Look: everyone mentions this. “Being a digital nomad means you have to leave behind your friends and your life at home, but in the end, it’s totally worth it.” That’s the line, or whatever. Everyone acknowledges this. It comes at the end of a 1,000-word post telling you all the great things about the lifestyle— travel, culture, entrepreneurship!

What you don’t see online is a real, true telling of this isolation. It’s crushing— the constant movement of people and places presses on you, on all sides. Especially when you first start out, and the urge to move countries frequently is almost irresistible.

The friend you met at the coworking space, and the last two days talking to nonstop? Headed to Saigon in a week. Meanwhile, you’ve booked tickets to Chiang Mai already. Well fuck. See you on Facebook, I guess.

Spend a month in a place, start learning a few words? The shopkeepers start recognizing you, going beyond just “can I take your order please?” Your visa expires. Gotta go. Sawasdee!

This is happening to everyone around you, at all times. The rejection is almost total. There is little spontaneity— although with enough time, your paths may cross again, or you can plan a meetup in some foreign city. This is a cool sentence to write, and an inspirational one to read— but it’s simply not fun to live, day-to-day.

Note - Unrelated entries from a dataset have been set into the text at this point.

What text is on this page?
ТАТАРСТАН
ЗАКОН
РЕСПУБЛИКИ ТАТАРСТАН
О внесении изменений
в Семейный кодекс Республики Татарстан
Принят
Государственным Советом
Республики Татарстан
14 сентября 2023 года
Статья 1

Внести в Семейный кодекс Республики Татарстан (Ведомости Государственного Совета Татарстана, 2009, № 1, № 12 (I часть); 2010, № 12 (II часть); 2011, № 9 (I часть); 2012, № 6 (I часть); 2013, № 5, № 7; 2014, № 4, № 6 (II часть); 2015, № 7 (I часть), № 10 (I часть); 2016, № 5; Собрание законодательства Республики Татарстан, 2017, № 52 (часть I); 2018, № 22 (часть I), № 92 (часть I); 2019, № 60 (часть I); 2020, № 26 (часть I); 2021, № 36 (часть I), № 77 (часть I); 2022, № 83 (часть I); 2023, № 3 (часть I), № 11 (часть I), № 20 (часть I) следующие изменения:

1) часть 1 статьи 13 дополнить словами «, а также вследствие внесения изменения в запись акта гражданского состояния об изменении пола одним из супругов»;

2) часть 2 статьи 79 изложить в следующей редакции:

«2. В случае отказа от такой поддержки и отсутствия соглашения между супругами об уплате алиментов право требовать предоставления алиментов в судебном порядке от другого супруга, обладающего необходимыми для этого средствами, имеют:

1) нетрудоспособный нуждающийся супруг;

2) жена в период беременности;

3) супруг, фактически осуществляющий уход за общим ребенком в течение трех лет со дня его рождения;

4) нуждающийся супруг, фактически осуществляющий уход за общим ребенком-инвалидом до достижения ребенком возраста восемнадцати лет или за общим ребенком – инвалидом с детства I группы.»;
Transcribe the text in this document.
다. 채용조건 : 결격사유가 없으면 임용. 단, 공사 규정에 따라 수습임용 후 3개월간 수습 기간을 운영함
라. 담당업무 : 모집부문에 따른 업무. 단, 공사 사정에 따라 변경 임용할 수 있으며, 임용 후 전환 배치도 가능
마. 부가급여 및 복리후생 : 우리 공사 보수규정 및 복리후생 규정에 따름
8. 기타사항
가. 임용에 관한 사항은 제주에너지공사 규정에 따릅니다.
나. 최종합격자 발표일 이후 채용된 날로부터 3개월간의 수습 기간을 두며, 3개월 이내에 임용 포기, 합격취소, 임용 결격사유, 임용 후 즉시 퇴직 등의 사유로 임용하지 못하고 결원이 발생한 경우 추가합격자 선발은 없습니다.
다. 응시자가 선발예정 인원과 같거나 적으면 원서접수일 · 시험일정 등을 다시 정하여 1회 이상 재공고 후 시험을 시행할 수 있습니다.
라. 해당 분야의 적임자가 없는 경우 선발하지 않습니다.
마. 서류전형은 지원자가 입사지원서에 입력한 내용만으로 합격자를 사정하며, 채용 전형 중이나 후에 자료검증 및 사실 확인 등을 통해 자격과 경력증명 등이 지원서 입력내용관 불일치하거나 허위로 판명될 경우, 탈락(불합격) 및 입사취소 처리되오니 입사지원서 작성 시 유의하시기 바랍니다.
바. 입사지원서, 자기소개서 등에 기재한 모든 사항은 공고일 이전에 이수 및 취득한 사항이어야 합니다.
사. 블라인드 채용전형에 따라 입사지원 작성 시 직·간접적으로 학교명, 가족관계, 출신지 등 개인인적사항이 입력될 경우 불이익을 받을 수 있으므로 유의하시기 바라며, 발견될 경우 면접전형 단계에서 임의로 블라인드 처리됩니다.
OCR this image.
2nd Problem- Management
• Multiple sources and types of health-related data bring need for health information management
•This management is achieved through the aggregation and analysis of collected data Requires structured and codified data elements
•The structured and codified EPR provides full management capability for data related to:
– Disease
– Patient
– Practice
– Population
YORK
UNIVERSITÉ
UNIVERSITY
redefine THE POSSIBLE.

Those who choose to stay in a city for six months or more can avoid this, to some degree. But even six months doesn’t match up to a friendship at home, usually developed over years of near-daily contact. Your life at home will move on without you. Your college friends will get jobs, up and leave town, and you won’t even be there to buy them a beer at their going away party. And it gets a lot harder to make friends, after college. You want to hold on to the ones you have.

But I REALLY want to travel

If international travel is really the only thing you want to do, that’s fine. If you’re a startup-techy-marketing type of person who is ok with long stints of serious loneliness, you might be ok for a while.

But for most young people, I’d recommend working hard, saving up, then hitting the backpacker trail like everyone else your age. You will lack millennial peers as a digital nomad, and you’ll be adding more stress than you expect to your travel experience.

The Nomad lifestyle is only going to become more ubiquitous

Blurry Focus Coffee Cups on Hooks

Right now, being a digital nomad is still kind of cutting edge. With the huge shift towards distributed teams, it is becoming more commonplace by the day. The most commonly-cited studies say half the U.S. workforce is a freelancer of some sort, and that’s only likely to increase. Work-from-home is on the rise, and while most people will never go further than their neighborhood coffee shop, anyone with a remote job can technically be a digital nomad.

As visibility and understanding of this lifestyle grows, so will the number of companies willing to accommodate it; and the number of services designed to facilitate it. In 10 years, it will be considerably easier to be a nomad. You will be considerably further along in your career, and probably have less opportunity to drop everything and go travel without obligations for months on end.

So take advantage while you have that opportunity. Leave it all behind, and I mean ALL of it. You’ll never get those gap years of your youth back. Live it up. There’s plenty of time for work, later.